The Islamic State enslaved hundreds of Yazidi women and girls, looted houses and killed an unknown number of other Yazidis, sending the remainder fleeing to this mountain.

The two sides have fought to a stalemate, the front lines barely moving at all.

Highway 47 has been a key source of trade and logistical support for the militants. "They stole Yazidi stuff and took it to the Syria side," says Kawa, who will give only his first name, like most fighters here. "Sometimes we see them take weapons from Syria to Mosul and sometimes from Mosul to Syria."
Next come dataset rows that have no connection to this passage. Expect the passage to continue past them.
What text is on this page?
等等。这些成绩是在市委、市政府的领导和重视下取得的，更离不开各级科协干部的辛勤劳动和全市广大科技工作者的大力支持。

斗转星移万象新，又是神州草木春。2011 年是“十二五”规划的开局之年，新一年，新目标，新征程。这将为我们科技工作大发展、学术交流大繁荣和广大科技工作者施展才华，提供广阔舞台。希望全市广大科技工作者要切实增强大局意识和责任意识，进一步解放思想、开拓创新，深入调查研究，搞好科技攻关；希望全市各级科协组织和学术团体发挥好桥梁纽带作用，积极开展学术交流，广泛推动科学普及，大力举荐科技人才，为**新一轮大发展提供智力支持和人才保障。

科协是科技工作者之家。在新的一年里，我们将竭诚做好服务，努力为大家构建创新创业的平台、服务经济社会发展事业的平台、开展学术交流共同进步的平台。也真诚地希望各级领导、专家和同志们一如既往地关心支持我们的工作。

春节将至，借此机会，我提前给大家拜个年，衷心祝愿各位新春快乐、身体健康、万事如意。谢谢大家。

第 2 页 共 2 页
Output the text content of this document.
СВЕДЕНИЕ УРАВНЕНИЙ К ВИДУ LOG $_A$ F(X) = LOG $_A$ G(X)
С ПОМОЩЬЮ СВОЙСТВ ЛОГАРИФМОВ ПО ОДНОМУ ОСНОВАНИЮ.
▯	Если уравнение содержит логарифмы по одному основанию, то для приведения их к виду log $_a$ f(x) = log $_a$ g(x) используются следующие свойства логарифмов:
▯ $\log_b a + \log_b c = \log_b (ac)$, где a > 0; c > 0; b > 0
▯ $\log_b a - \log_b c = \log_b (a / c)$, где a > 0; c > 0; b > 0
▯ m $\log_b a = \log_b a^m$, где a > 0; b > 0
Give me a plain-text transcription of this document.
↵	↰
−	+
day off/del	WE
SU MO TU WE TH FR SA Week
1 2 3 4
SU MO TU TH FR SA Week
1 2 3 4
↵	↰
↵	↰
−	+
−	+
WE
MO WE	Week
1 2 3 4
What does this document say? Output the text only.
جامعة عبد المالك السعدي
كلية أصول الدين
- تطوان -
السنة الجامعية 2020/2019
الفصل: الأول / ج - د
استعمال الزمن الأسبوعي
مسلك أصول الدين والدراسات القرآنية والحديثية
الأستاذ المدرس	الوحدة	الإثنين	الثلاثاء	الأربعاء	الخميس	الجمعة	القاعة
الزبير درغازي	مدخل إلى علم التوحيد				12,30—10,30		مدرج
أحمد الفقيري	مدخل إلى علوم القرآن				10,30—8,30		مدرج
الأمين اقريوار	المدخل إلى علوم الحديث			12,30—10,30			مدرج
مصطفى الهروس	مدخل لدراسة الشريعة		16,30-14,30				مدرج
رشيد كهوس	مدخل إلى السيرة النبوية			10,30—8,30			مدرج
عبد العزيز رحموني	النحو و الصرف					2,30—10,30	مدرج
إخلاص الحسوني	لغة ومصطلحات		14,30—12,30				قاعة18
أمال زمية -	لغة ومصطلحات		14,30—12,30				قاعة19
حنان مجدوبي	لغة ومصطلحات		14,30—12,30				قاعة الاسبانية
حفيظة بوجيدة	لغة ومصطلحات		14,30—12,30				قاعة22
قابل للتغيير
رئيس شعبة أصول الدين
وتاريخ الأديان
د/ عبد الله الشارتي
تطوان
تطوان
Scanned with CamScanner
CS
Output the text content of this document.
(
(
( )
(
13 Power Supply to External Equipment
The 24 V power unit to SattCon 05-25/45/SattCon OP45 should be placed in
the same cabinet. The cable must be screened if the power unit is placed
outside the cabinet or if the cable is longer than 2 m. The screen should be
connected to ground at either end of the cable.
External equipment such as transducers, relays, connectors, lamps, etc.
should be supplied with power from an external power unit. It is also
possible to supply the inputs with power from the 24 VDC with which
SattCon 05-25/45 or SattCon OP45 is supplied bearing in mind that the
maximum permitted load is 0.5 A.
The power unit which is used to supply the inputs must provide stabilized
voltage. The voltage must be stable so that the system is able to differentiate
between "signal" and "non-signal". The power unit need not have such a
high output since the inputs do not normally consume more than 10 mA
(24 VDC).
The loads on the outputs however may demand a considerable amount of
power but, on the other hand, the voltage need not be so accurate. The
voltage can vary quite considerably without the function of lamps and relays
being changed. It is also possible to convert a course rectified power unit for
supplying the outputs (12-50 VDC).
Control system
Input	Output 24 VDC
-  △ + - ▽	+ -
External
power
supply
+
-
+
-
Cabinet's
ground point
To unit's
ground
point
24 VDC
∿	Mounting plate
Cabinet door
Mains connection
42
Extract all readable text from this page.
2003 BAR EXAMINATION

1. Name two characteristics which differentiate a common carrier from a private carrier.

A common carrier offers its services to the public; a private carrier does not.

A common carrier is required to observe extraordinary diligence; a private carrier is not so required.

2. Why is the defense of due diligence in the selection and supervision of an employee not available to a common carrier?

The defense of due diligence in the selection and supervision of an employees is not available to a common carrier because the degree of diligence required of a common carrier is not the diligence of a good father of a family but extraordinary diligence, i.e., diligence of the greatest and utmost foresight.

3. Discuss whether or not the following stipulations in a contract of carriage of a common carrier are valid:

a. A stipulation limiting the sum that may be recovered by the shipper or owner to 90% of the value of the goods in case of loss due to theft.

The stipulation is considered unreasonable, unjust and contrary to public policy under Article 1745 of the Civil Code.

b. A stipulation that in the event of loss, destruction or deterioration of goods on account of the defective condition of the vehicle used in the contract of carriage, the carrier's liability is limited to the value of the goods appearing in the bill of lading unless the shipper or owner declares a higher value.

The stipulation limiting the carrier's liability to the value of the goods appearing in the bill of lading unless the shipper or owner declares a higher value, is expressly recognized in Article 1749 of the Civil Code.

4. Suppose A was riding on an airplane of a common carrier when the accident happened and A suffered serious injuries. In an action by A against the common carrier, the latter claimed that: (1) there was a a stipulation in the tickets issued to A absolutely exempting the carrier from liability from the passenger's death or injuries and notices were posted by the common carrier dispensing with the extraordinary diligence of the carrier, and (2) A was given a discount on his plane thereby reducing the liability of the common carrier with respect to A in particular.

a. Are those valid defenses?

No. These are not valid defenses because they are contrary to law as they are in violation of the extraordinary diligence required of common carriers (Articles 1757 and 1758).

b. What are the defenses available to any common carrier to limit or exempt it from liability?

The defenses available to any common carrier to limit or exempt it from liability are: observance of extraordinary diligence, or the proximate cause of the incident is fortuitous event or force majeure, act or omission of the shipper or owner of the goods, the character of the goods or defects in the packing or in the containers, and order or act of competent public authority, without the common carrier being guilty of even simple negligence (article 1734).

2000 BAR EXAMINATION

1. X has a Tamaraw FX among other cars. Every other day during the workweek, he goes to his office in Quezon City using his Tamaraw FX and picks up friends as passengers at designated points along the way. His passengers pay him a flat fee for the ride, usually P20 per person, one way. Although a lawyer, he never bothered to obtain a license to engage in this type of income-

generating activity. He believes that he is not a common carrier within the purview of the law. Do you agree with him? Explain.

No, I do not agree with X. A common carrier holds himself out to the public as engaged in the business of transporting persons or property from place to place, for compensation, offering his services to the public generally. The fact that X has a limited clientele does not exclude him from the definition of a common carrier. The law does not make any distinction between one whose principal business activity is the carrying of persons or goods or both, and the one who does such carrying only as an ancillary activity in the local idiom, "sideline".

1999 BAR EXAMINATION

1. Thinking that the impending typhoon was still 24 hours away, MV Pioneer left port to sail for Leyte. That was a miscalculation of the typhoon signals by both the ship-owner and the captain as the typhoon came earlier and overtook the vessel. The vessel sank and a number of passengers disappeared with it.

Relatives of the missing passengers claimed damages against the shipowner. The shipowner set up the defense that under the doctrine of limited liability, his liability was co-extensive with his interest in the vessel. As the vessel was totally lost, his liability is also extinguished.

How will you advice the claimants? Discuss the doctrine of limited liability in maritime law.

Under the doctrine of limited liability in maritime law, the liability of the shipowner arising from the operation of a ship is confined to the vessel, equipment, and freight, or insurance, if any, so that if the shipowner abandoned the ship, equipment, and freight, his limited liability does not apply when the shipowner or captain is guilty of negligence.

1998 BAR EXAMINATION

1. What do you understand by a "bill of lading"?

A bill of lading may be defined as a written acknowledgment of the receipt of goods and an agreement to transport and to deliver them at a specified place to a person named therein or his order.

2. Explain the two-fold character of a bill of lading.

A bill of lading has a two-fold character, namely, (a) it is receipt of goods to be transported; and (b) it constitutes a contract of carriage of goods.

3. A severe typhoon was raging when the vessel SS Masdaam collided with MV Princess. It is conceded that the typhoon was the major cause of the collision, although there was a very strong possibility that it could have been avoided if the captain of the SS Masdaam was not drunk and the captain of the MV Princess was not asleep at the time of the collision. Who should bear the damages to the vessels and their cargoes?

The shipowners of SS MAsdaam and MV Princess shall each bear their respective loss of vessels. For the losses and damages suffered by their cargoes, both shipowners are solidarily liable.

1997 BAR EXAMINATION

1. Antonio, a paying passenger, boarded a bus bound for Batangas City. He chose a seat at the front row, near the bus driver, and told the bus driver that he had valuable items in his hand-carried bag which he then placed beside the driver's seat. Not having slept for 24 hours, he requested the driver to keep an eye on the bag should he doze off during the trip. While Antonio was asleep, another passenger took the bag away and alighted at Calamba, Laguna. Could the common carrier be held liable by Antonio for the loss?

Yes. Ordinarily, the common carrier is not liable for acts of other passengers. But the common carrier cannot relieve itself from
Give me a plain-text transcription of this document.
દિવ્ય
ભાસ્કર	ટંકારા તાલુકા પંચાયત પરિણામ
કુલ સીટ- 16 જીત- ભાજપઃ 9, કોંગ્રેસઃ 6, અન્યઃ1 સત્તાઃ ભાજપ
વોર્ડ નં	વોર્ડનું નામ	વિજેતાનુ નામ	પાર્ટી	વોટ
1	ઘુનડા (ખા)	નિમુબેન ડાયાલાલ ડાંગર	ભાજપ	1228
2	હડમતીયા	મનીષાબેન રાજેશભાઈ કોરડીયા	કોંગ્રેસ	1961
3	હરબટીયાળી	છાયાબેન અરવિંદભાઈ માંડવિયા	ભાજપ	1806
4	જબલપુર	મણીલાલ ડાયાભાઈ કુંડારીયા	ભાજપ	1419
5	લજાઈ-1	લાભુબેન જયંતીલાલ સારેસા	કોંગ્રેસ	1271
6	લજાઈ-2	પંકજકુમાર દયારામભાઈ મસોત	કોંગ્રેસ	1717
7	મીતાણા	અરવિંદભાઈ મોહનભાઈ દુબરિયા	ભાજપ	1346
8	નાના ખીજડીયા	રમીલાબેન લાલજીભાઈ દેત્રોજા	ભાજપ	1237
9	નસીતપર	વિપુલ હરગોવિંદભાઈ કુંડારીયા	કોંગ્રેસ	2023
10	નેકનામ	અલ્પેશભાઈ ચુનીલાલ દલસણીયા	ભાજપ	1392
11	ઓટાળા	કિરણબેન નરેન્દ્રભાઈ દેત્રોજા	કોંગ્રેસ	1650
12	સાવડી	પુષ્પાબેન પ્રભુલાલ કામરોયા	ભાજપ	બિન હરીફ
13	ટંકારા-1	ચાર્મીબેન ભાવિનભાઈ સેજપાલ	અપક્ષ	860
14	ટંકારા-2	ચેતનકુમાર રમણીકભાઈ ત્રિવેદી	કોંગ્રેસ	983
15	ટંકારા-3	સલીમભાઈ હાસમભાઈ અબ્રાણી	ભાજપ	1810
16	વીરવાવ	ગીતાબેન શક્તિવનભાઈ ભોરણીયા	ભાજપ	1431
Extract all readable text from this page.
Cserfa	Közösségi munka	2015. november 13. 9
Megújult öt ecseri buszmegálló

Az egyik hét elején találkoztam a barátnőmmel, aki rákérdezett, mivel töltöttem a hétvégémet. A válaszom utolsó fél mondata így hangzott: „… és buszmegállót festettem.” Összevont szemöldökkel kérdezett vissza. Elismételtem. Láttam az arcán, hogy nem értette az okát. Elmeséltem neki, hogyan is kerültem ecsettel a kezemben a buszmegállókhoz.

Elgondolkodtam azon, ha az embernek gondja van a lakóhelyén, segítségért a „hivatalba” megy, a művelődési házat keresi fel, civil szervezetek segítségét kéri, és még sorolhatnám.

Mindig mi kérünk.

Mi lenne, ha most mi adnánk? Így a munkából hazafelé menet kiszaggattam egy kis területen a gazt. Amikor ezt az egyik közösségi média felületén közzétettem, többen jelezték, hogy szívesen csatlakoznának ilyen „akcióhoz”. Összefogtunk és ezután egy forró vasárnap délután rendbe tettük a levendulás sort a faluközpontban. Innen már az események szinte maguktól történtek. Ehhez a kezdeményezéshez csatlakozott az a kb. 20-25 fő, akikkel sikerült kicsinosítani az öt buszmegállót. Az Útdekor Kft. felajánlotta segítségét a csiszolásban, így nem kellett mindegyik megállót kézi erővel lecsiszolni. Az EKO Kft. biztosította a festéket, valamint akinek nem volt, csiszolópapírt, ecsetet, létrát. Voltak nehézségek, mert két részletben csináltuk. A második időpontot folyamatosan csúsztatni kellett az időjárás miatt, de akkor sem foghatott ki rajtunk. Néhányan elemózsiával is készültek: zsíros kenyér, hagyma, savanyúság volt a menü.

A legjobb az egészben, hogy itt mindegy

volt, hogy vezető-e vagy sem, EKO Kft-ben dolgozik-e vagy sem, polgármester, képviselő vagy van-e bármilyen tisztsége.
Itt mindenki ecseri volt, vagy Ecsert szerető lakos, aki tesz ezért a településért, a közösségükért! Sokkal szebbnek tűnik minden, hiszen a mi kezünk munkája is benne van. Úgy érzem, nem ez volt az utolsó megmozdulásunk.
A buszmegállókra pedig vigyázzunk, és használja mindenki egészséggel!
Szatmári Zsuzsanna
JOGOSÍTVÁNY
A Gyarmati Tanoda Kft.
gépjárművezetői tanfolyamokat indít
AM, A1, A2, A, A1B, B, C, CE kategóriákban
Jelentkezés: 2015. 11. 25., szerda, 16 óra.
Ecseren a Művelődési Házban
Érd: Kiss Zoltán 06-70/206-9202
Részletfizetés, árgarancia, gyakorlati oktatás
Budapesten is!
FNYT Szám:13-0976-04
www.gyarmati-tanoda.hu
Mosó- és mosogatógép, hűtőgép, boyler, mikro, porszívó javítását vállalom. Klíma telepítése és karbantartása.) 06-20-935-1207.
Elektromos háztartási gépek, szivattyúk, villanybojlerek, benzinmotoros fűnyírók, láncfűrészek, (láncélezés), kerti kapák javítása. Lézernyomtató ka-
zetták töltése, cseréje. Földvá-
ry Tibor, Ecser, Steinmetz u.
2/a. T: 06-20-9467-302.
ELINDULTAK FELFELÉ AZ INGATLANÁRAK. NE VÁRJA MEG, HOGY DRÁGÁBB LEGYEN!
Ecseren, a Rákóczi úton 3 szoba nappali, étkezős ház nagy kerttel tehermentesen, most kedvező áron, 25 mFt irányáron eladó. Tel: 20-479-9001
Inside the cave, Kawa and his men listen to mortar shells ring out a few hundred yards away. Kawa talks about the new recruits the PKK has trained for the past few months. "They're good fighters," but training them is difficult because of cultural differences, he says. He says there are 400 PKK fighters in the area and 300 of the new Yazidi recruits. Both are represented here.

Down the road from Kawa's cave sits a boneyard of cars, trucks and tractors abandoned by fleeing Yazidis. It is the makeshift base of the 20 tribal fighters working alongside Kawa. They've been here since August, they say, and are quite bitter about what happened four months ago.

"We want to kill Muslims," says Salem Shamo, one of the tribal fighters. "We want to kill many. The more the better."

The sense of hate is palpable under the midday sun. That hate, combined with broad suspicion, has produced a feeling that no one else is to be trusted. "Nobody is going to benefit the Yazidi people besides Yazidis," says Haider Hassan, another tribal fighter.

The PKK forces, along with the Yazidis they've trained and the tribal fighters, man four outposts along the hill. From one of the outposts, a tribal fighter looks through binoculars. Across the street, he sees a building he says is the Islamic State's local base.

Two days ago, Kawa says, he led a raid on one of the nearby checkpoints. A round goes off, aimed at another outpost. "Sometimes IS shoots us, sometimes we shoot them," Kawa says.

The coalition with the tribal fighters here is not unique. All around Sinjar, tribal fighters have teamed up with the PKK and the Yazidis they've trained.

Even with such cooperation, the alliance can't break the siege. The head of PKK forces on the mountain, who goes by the nom de guerre Agid, ("hero" in Kurdish), says regaining control of the northern corridor between Sinjar and Syria is the next goal, but there aren't enough troops.

"We could do it in one day," he says, "but we need more troops to hold it."